Das kann leider kaum mehr in dieser Weise stattfinden. Es leben nur noch sehr wenige von ihnen.
Kannten Sie denn Ettie und Peter Gingold persönlich?
a, wir haben viele Jahre zusammengearbeitet und waren befreundet. Peter Gingold hat uns zu seinen Lebzeiten öfter aufgefordert, uns Gedanken darüber zu machen, wie die politische Arbeit der Zeitzeugen gesichert werden kann.
Wie hätte die BRD sich wohl politisch entwickelt, wenn nicht diejenigen, die gegen den Faschismus an der Macht kämpften, sich immer wieder gegen Rechtsentwicklung und Faschisierung gestellt hätten?
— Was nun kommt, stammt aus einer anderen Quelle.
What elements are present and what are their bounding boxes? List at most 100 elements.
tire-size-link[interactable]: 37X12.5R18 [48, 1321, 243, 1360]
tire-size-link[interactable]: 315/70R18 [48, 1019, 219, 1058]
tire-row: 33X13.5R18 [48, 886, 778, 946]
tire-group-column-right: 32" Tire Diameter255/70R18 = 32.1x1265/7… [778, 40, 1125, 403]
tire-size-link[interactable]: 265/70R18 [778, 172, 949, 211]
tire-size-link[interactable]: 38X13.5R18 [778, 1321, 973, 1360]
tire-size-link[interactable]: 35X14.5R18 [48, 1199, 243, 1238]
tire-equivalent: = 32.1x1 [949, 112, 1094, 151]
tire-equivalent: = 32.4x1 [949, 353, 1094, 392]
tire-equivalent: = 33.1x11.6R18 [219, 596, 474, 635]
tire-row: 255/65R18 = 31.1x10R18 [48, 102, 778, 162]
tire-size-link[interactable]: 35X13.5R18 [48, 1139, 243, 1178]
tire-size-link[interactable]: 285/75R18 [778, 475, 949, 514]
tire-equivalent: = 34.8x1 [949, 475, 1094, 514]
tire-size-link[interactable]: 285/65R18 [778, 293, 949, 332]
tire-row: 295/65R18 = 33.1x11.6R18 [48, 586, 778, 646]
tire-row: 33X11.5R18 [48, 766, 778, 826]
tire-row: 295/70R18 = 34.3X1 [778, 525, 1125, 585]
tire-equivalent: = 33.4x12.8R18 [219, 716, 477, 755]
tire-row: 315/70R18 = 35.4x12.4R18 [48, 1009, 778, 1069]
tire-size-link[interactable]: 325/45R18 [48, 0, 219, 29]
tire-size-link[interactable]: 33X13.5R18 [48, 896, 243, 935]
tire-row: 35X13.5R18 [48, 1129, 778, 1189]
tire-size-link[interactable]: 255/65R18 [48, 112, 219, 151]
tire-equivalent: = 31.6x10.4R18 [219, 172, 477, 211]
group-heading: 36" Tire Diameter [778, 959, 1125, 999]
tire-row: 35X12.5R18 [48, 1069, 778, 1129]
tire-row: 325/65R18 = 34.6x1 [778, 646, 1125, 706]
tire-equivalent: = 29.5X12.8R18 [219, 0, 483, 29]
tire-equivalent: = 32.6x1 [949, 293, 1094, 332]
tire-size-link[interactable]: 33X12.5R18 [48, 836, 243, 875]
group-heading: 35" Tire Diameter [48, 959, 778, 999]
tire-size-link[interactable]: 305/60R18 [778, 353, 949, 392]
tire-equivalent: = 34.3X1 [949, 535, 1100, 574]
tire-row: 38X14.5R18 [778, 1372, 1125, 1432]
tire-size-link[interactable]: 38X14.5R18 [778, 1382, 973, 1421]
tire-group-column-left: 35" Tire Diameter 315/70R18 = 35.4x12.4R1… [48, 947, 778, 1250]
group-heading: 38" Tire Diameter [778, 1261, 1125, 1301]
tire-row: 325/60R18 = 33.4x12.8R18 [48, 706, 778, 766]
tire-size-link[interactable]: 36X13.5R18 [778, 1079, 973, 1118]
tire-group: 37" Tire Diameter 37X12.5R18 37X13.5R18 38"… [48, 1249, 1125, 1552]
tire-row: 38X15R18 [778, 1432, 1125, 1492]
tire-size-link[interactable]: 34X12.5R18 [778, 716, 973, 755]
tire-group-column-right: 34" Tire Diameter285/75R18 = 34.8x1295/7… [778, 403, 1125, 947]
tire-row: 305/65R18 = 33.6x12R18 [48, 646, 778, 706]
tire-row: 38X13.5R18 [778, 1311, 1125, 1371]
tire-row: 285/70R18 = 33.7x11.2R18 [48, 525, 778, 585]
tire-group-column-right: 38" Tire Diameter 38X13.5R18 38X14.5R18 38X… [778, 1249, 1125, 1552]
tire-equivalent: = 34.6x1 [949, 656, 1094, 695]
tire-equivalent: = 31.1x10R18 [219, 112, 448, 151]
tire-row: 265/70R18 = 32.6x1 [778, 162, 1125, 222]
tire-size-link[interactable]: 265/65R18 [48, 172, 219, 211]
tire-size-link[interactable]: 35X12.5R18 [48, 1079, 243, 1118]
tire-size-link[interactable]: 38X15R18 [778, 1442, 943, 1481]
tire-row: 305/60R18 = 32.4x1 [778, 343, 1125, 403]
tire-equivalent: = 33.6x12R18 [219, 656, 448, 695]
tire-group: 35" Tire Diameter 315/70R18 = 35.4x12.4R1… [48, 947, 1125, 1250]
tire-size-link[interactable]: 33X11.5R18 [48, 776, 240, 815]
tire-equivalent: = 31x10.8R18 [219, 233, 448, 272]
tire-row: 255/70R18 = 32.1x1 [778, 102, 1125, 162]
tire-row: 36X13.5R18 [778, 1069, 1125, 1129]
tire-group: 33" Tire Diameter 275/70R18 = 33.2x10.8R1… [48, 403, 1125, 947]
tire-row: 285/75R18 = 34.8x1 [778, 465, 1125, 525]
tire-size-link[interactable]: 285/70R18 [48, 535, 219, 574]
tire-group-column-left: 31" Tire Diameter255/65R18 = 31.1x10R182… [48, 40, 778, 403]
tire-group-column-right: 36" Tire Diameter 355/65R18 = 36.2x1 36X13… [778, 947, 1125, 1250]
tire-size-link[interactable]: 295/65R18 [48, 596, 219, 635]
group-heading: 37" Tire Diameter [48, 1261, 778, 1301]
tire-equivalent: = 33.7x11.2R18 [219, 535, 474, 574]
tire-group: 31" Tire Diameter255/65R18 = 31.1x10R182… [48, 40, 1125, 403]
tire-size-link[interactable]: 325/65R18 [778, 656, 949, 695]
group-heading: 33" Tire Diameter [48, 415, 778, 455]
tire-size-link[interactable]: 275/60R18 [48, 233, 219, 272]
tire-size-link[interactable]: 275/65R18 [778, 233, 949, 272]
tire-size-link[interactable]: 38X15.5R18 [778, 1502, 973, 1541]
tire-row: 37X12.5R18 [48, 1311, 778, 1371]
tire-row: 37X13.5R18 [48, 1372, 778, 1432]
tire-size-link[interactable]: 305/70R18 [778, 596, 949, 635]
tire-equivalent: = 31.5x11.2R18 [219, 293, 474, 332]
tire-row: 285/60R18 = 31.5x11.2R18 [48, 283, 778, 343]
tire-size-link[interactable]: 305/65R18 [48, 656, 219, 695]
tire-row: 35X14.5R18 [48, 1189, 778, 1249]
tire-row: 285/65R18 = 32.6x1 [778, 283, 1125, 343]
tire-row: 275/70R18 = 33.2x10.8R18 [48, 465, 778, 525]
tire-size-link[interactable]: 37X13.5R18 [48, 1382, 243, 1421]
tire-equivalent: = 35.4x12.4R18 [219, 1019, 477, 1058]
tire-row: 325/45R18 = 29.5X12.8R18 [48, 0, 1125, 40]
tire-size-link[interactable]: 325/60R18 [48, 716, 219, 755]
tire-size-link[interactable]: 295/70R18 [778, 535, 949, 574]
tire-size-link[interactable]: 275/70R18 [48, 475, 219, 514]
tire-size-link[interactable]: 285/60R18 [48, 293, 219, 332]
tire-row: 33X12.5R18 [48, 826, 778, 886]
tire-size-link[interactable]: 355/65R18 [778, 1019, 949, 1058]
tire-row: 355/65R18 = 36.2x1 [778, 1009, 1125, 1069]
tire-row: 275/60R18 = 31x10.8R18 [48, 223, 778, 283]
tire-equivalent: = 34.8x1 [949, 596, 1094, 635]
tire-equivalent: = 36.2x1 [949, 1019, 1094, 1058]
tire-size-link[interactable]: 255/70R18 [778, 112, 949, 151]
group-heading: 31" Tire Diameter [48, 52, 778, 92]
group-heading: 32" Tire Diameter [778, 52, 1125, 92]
Wie viel größer wäre der Zulauf zu rechten und faschistischen Gruppen gewesen, wenn nicht die Zeitzeugen in Jugendgruppen und Schulklassen die Wahrheit über den Faschismus vermittelt hätten?
Unser Film über Ettie und Peter Gingold aus Frankfurt ist ein Beitrag dazu, diese Aufklärungsarbeit fortzusetzen.
Über Peter Gingolds Leben gibt es ja bereits einige Dokumentationen, z.B. des NRD. Was ist neu oder anders in Ihrem „Zeit für Zeugen“?
Ja, glücklicherweise wurden in den letzten Jahren etliche Filme über den antifaschistischen Widerstandskampf erstellt und Dokumente darüber gesichert.
Ein beachtlicher Fundus z.B. auch für Projekte von Schulklassen oder Geschichtskursen ist damit vorhanden.
In unserem Film „Zeit für Zeugen“ kommen, neben den Gingolds selbst, 24 Weggefährten zu Wort, so ein DGB-Vorsitzender, ein Frankfurter Rabbiner oder eine SPD-Abgeordnete. Sie erzählen von wichtigen biografischen Ereignissen und von der außergewöhnlichen Ausstrahlung der Gingolds
Bringen Sie denn auch neue historische Infos über sie?
Ja, insofern, als wir in unserem Film nicht auf die Zeit des Faschismus begrenzt bleiben, sondern uns auch mit der Zeit nach 1945 befassen. Zum Beispiel erzählt Ettie Gingold von dem Schock, der es für sie war, als elf Jahre nach der Befreiung vom Faschismus ihre Partei, die KPD, wieder verboten wurde. Wieder waren sie gezwungen, die politische Arbeit illegal zu organisieren, Hausdurchsuchungen zu erdulden etc.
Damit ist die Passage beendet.